Business Planning for Major Capital Works and Recurrent Services in Local Government, September 2011

This audit found that councils' long-term financial plans were not supported by equivalent strategic plans, or service and asset management plans. There was little evidence that councils regularly reviewed their services in accordance with best value principles to inform future spending decisions.

The audit made a number of recommendations including that councils review their asset management frameworks to assure their asset policies, strategies and plans were up to date, covered all major asset classes, and adequately informed future investment decisions. The audit also recommended that LGV provide better targeted support and assistance to councils to address identified weaknesses, and that LGV monitor the impact of these support initiatives to inform its future efforts.

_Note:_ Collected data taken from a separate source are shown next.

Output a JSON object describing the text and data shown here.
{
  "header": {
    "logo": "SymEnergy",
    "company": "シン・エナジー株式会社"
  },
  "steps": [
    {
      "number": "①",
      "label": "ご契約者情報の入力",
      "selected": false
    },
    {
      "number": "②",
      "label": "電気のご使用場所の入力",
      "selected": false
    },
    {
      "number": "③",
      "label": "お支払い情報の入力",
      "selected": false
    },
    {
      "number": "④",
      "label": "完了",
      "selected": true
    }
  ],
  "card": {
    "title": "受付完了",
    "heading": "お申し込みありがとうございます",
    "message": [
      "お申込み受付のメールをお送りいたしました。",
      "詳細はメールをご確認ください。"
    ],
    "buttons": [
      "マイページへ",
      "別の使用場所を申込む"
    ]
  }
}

Management of Road Bridges, December 2011

This audit found that councils had not developed strategies for high-risk structures. Councils needed to define meaningful levels of service for road users, set targets that take account of community expectations, and publish information that measures past achievements and the expected implications of future levels of resourcing.

The audit recommended that councils define levels of service for their bridges that capture the outcomes that are important to road users, and incorporate associated targets and measures in their plans.

Results of Special Reviews and Other Investigations, May 2005

This audit found that there was a lack of forward planning by local councils and their capital budgets were seldom based on detailed analysis of actual capital requirements. Councils were not managing their capital expenditure programs well, and had not implemented comprehensive asset management plans that allowed them to plan their capital expenditure.

Photograph of Moyston Hall

Moyston Hall, photograph courtesy of Ararat Rural City Council.

1.3 Audit objectives and scope

The audit objective was to assess whether local councils effectively manage their physical infrastructure assets by examining whether councils have:

  • developed and applied a sound strategic framework for asset management
  • implemented efficient and effective asset management practices that are consistent with better practice
  • been provided with appropriate guidance and support to manage assets.

The audit focused on LGV and five local councils, which collectively manage around $5.4 billion in physical infrastructure assets:

  • Ararat Rural City Council
  • Cardinia Shire Council
  • Kingston City Council
  • Port Phillip City Council
  • Wodonga City Council.

1.4 Audit method and cost

The audit was conducted in accordance with section 15 of the Audit Act 1994 and Australian Auditing and Assurance Standards. Pursuant to section 20(3) of the Audit Act 1994, any persons named in this report are not the subject of adverse comment or opinion.

The cost of the audit was $450 000.

1.5 Structure of the report

This report is set out as follows:

  • Part 2 examines the asset management frameworks used by local councils and the guidance and support available.
  • Part 3 examines the asset management practices used by local councils.